Strategists in both parties say much of the attention on Senate races this year will be focused on a group of first-tier battlegrounds that include Georgia, Arizona, New Hampshire, Wisconsin, Pennsylvania and Nevada, all states Biden won by single-digits during the 2020 campaign.

But parties that hold the White House have traditionally suffered steep losses during the midterm election, including in districts and states once considered safely under their control. 

And national Republicans say they are laying the groundwork in Washington to help Smiley take advantage of a potential wave should it materialize in November. 

That includes a recent meeting between Smiley and Senate GOP Leader Mitch McConnell, according to Smiley, who said the two spoke for more than 30 minutes. Smiley said she talked with McConnell “about how great to have Washington state be the seat that flips the Senate in November.”

The Republican National Committee began last year setting up a field operation in the state, officials with the group said, the first time the organization had made an on-the-ground commitment to the state in recent memory. The RNC opened a Hispanic engagement center in central Washington earlier this month, officials said, and plans to open an Asian-American engagement center in King County later this month.



Sen. Rick Scott, chairman of the National Republican Senatorial Committee, also hosted a fundraiser for Smiley last year, and officials with the group say they have helped put her in touch with national donors while helping coordinate the campaign’s message and research. 

Republicans in D.C. say that they plan to watch the Washington race closely, even if they have yet to become directly involved, hopeful that the favorable environment can help Smiley break through. 

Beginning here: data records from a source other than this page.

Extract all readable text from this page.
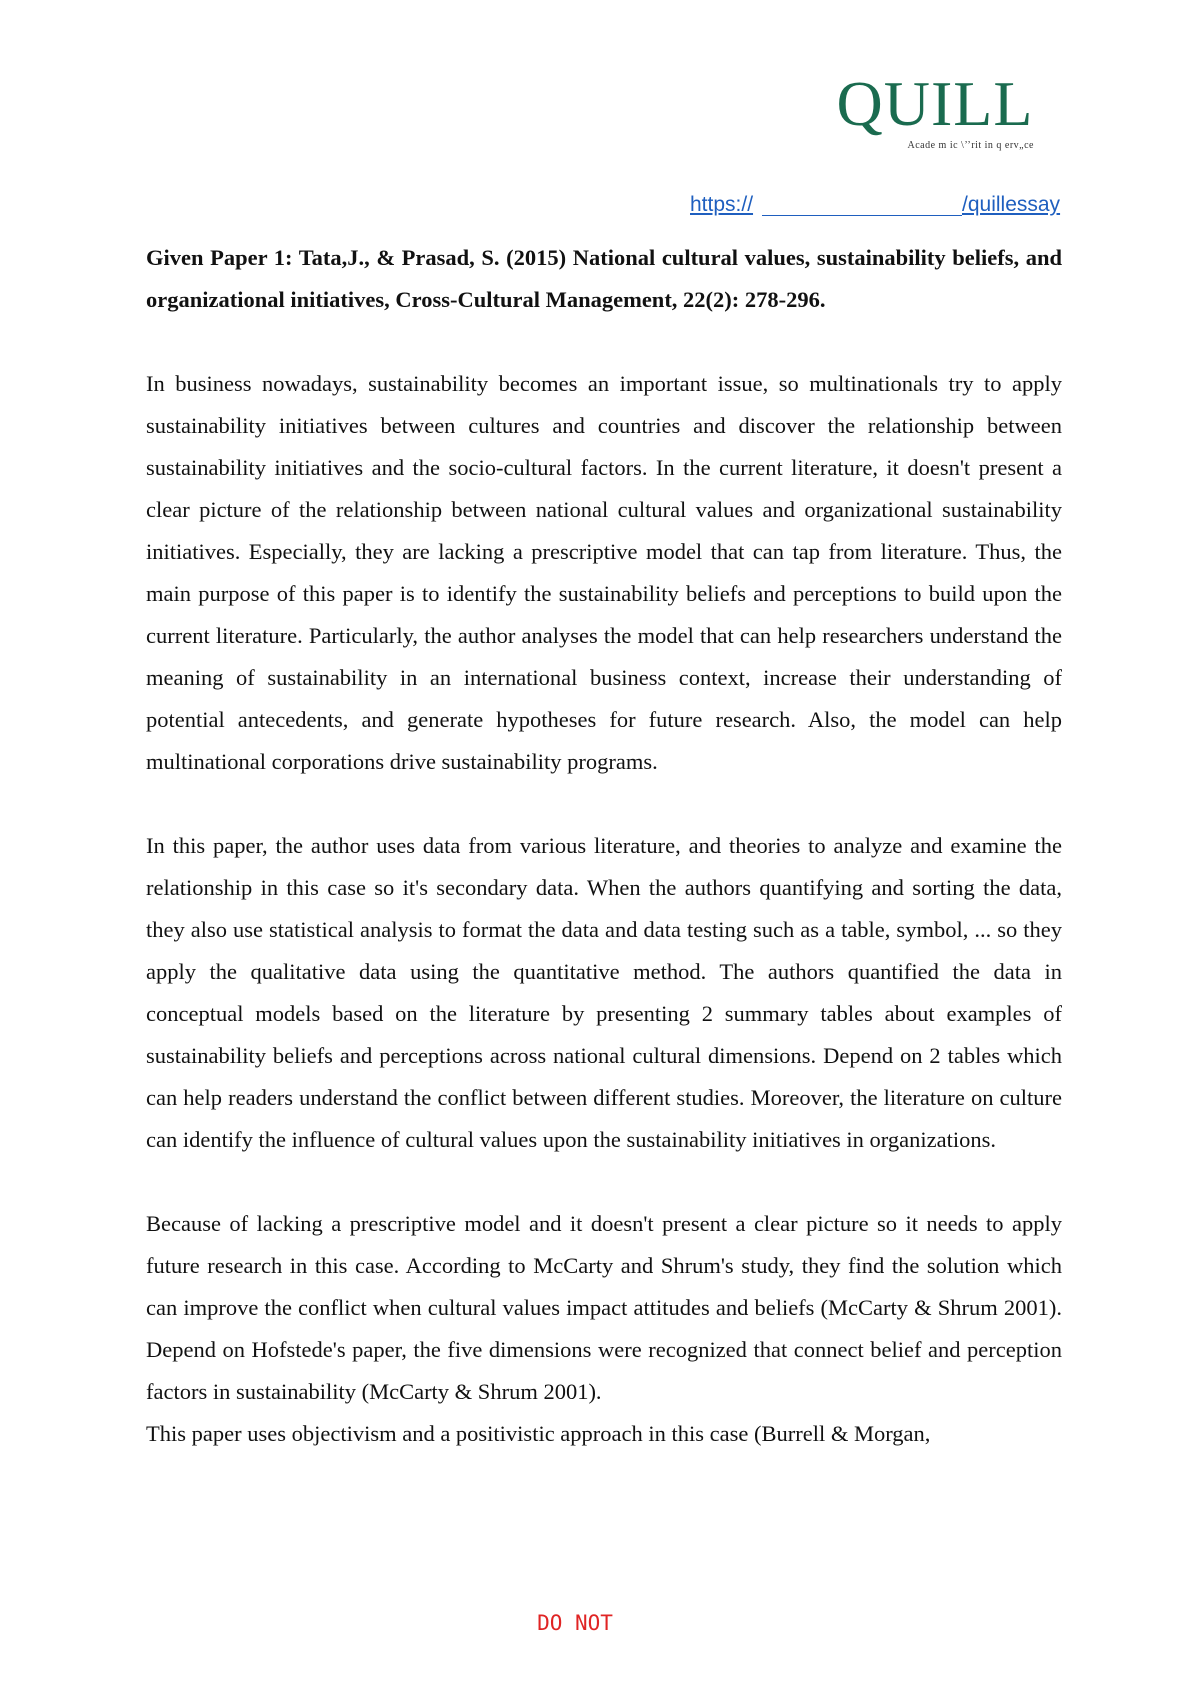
QUILL
Acade m ic \’’rit in q erv„ce
https://	/quillessay

Given Paper 1: Tata,J., & Prasad, S. (2015) National cultural values, sustainability beliefs, and organizational initiatives, Cross-Cultural Management, 22(2): 278-296.

In business nowadays, sustainability becomes an important issue, so multinationals try to apply sustainability initiatives between cultures and countries and discover the relationship between sustainability initiatives and the socio-cultural factors. In the current literature, it doesn't present a clear picture of the relationship between national cultural values and organizational sustainability initiatives. Especially, they are lacking a prescriptive model that can tap from literature. Thus, the main purpose of this paper is to identify the sustainability beliefs and perceptions to build upon the current literature. Particularly, the author analyses the model that can help researchers understand the meaning of sustainability in an international business context, increase their understanding of potential antecedents, and generate hypotheses for future research. Also, the model can help multinational corporations drive sustainability programs.

In this paper, the author uses data from various literature, and theories to analyze and examine the relationship in this case so it's secondary data. When the authors quantifying and sorting the data, they also use statistical analysis to format the data and data testing such as a table, symbol, ... so they apply the qualitative data using the quantitative method. The authors quantified the data in conceptual models based on the literature by presenting 2 summary tables about examples of sustainability beliefs and perceptions across national cultural dimensions. Depend on 2 tables which can help readers understand the conflict between different studies. Moreover, the literature on culture can identify the influence of cultural values upon the sustainability initiatives in organizations.

Because of lacking a prescriptive model and it doesn't present a clear picture so it needs to apply future research in this case. According to McCarty and Shrum's study, they find the solution which can improve the conflict when cultural values impact attitudes and beliefs (McCarty & Shrum 2001). Depend on Hofstede's paper, the five dimensions were recognized that connect belief and perception factors in sustainability (McCarty & Shrum 2001).

This paper uses objectivism and a positivistic approach in this case (Burrell & Morgan,

DO NOT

“We’re keeping an eye on Washington state,” said Jack Pandol, spokesman for the super PAC Senate Leadership Fund, which has close ties to McConnell. “In an environment like this, with a challenger like Tiffany Smiley, I wouldn’t be resting easy if I were Patty Murray.”

A spokesperson for Murray’s campaign said that the campaign remains confident that Smiley’s conservative positions are out of touch with Washington voters. 

“Senator Murray is laser-focused on lowering families’ costs as she fights for an economy that works for all of Washington state, not just those at the very top,” the spokesperson said in a statement. “As Republican Tiffany Smiley has made clear, she’s running to flip the Senate and put Mitch McConnell back in power and back his agenda: raising taxes on seniors and retirees, attacking people’s health care — including reproductive rights — and handing out big tax breaks for huge corporations rather than holding them accountable.”

Smiley, for her part, said that she thought the political climate in 2022 would be better than it was in 2020, driven by concerns about rising inflation and crime in the state. She singled out suburban women as a group of people she thinks will find her campaign appealing. 

“I understand why there are skeptics,” the Republican said. “Patty Murray has never been more vulnerable, and the political climate has never been more favorable.”

In a wide-ranging interview, Smiley said she supported coronavirus vaccines but not government mandates for them and did not support a controversial proposal from Scott to raise federal taxes on poorer Americans. She said she wants the United States to be “smart and strategic” about the assistance it provides Ukraine, arguing the United States should provide additional “air-defense systems” to the country but stopping short of calling for a NATO-enforced no-fly zone.

Smiley also said she has yet to make up her mind about whether she’d vote to confirm Ketanji Brown Jackson, whom Joe Biden nominated for the Supreme Court. 

But she said she was concerned by accusations from Republican Sen. Josh Hawley of Missouri that the federal judge was too lenient toward sex offenders. (White House officials have vigorously disputed Hawley’s criticism, calling it factually inaccurate and desperate.) 

She also said that although she has not been in communication with former President Donald Trump, she would welcome his endorsement. 

“If the president wants to support us, that’s awesome,” Smiley said.